Oops, I thot it was in calculus??

 

[MarkFL]

Oops, I thot it was in calculus??

You overshot by one forum and went to "Business Mathematics" instead. :D

 

[Greg]

\(\displaystyle \dfrac{\mathrm d}{\mathrm dx}\sqrt{2xy}=\dfrac{\mathrm d}{\mathrm dx}(2xy)^{1/2}=\dfrac12(2xy)^{-1/2}\cdot\dfrac{\mathrm d}{\mathrm dx}(2xy)\)

 

[karush]

\(\displaystyle \dfrac{\mathrm d}{\mathrm dx}\sqrt{2xy}=\dfrac{\mathrm d}{\mathrm dx}(2xy)^{1/2}=\dfrac12(2xy)\cdot\dfrac{\mathrm d}{\mathrm dx}(2xy)\)

Is this the product rule?

 

[Greg]

It's the chain rule. Use the product rule to complete the differentiation.

 

[Prove It]

Or you could just follow my advice, thereby you can avoid the chain rule altogether...

 

[MarkFL]

Or you could just follow my advice, thereby you can avoid the chain rule altogether...

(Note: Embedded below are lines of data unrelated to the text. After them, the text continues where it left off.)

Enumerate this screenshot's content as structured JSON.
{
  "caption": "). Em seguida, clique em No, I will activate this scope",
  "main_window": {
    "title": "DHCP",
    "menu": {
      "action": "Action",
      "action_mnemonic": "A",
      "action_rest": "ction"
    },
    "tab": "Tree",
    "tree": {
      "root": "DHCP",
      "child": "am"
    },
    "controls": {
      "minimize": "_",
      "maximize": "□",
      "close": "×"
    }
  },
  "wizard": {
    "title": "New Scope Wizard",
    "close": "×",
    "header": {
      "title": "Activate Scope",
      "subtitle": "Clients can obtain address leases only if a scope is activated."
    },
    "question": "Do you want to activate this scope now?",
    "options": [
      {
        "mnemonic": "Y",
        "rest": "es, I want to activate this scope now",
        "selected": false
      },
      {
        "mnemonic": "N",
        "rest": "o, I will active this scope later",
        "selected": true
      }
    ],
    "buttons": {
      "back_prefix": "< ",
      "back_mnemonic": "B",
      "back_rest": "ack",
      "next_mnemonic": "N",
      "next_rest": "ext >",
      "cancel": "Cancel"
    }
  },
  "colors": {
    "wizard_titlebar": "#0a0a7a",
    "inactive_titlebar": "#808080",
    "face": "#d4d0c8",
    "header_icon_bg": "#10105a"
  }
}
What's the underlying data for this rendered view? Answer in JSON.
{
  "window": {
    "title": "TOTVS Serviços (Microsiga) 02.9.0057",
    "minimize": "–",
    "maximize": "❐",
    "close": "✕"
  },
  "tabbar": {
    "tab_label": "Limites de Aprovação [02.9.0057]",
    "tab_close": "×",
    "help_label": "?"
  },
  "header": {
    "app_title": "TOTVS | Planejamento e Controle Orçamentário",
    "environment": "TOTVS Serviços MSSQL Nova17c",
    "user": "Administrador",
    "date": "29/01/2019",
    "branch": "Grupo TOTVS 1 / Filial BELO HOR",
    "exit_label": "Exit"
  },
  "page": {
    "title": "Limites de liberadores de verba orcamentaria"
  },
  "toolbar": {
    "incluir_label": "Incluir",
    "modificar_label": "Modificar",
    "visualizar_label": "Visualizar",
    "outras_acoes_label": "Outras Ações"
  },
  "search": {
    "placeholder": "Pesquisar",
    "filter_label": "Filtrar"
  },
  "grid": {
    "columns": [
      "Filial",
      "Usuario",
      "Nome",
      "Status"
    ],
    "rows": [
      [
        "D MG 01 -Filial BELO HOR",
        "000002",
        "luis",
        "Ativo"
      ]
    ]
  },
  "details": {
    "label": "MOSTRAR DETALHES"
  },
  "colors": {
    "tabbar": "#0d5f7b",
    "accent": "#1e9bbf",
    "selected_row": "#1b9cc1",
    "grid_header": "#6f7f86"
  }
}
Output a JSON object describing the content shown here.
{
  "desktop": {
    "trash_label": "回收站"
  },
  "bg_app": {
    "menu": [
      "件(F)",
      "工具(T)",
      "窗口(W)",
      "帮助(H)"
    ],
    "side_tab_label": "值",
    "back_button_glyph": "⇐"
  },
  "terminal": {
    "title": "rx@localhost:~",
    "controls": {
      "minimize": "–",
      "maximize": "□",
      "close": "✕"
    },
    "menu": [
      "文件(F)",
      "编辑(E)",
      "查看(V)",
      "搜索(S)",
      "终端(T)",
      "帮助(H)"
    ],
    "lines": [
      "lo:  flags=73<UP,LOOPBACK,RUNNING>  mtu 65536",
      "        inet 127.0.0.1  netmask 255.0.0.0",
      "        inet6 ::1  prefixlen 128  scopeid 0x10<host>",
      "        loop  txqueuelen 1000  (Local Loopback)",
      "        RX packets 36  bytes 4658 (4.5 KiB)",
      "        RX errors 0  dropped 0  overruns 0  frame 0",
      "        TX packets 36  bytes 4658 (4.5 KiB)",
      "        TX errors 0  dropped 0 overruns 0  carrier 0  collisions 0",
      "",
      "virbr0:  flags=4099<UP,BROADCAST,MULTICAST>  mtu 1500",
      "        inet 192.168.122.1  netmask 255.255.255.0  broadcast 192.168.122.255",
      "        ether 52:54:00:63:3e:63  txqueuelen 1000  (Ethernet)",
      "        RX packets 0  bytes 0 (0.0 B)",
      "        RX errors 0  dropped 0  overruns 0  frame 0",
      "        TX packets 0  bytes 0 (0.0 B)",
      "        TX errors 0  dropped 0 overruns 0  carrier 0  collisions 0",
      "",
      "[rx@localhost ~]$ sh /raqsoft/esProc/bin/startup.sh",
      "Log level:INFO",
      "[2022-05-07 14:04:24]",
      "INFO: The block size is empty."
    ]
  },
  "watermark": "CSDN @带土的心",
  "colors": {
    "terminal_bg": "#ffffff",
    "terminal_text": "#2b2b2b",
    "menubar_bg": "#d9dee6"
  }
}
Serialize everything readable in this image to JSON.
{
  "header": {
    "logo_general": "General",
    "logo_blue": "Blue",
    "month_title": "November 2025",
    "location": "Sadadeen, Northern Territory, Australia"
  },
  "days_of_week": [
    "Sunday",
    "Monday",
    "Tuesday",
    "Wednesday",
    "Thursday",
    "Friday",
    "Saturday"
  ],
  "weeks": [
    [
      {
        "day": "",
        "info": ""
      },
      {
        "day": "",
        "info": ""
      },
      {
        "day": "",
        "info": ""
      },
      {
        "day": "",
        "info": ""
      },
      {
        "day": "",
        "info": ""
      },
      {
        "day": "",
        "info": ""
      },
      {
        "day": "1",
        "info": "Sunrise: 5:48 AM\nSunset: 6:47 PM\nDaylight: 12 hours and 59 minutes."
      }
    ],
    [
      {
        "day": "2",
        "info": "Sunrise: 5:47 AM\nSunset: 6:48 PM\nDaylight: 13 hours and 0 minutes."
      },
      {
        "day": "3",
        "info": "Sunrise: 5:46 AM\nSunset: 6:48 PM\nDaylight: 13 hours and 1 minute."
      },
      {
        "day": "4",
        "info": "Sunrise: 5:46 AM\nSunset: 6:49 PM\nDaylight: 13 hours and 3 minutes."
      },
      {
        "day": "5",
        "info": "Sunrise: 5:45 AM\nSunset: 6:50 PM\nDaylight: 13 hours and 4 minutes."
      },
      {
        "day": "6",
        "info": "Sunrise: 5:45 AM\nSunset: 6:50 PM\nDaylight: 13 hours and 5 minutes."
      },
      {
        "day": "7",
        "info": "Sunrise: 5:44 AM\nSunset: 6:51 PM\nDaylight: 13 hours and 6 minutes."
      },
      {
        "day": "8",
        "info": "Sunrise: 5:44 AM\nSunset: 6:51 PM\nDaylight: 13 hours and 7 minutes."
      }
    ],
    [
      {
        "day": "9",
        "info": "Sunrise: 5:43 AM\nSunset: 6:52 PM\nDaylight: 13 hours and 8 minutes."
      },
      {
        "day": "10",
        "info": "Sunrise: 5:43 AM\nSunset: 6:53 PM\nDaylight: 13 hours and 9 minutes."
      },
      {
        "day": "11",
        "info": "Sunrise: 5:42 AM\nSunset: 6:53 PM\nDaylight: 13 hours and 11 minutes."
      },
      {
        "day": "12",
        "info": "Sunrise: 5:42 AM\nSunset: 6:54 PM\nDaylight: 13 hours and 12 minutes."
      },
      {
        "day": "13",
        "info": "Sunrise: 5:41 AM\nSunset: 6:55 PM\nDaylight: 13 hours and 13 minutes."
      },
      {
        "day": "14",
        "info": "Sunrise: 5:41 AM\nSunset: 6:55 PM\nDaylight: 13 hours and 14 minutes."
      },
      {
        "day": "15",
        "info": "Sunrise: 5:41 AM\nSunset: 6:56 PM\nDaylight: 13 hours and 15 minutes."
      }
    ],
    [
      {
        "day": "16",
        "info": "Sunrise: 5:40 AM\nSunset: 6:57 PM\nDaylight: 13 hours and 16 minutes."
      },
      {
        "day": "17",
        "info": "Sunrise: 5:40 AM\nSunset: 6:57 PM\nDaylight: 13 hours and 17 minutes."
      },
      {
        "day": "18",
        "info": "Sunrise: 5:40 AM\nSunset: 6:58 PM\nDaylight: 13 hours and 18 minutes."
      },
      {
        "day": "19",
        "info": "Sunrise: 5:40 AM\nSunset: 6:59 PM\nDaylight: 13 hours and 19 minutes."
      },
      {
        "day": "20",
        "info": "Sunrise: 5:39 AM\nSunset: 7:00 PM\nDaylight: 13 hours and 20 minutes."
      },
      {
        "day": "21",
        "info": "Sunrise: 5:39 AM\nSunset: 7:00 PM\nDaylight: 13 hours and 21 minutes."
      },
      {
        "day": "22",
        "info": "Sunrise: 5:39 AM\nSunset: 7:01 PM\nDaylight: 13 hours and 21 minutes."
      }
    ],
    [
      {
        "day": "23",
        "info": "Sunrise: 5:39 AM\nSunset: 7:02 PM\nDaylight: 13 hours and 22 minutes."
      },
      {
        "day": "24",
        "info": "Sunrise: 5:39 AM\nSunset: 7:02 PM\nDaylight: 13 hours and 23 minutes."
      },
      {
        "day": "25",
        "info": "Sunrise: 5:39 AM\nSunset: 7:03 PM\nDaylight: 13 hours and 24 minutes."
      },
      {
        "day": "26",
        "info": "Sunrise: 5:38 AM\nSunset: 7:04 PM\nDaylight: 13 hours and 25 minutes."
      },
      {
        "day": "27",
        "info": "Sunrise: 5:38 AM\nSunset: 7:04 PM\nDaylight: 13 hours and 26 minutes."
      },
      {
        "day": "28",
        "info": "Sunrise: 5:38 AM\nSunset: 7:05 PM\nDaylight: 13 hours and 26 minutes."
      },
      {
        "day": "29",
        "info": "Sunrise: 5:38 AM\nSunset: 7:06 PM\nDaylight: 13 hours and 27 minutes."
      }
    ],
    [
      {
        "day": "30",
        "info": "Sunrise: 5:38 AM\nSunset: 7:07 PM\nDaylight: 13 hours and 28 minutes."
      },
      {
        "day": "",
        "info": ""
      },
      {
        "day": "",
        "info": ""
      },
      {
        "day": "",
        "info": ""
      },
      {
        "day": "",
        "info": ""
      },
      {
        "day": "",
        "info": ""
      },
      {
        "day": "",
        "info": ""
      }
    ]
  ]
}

You would still need the chain rule...but I know what you mean. :D

 

[karush]

Is post #3 correct?

 

[Prove It]

You would still need the chain rule...but I know what you mean. :D

Only on the y term :P

 

[Greg]

My post (#7) contains an error. It should be

\(\displaystyle \dfrac{\mathrm d}{\mathrm dx}\sqrt{2xy}=\dfrac{\mathrm d}{\mathrm dx}(2xy)^{1/2}=\dfrac12(2xy)^{-1/2}\cdot\dfrac{\mathrm d}{\mathrm dx}(2xy)\)

Sorry about the confusion.

 

[karush]

$$
\displaystyle \dfrac{\mathrm d}{\mathrm dx}\sqrt{2xy}
=\dfrac{\mathrm d}{\mathrm dx}(2xy)^{1/2}
=\dfrac12(2xy)^{-1/2}\cdot\dfrac{\mathrm d}{\mathrm dx}(2xy)
$$

so could this be rewritten as
$$\left[\frac{\sqrt{2xy}}{2}\right]y'$$

 

[Greg]

No. You need to differentiate implicitly with respect to \(\displaystyle x\). Use the product rule on \(\displaystyle 2xy\) (and the chain rule on \(\displaystyle y\)). Don't forget to post all of your work.

\(\displaystyle \dfrac12(2xy)^{-1/2}=\dfrac{1}{2\sqrt{2xy}}\)

It may very well be easier to use the method outlined by Prove It. Again, show all of your work.

 

[karush]

$$\d{}{x}\left(2xy\right)=2\left(xy'\left(x\right)+y\right)$$

 

[Greg]

Why do you have the \(\displaystyle x\) in brackets there? Remove that and you have the correct result.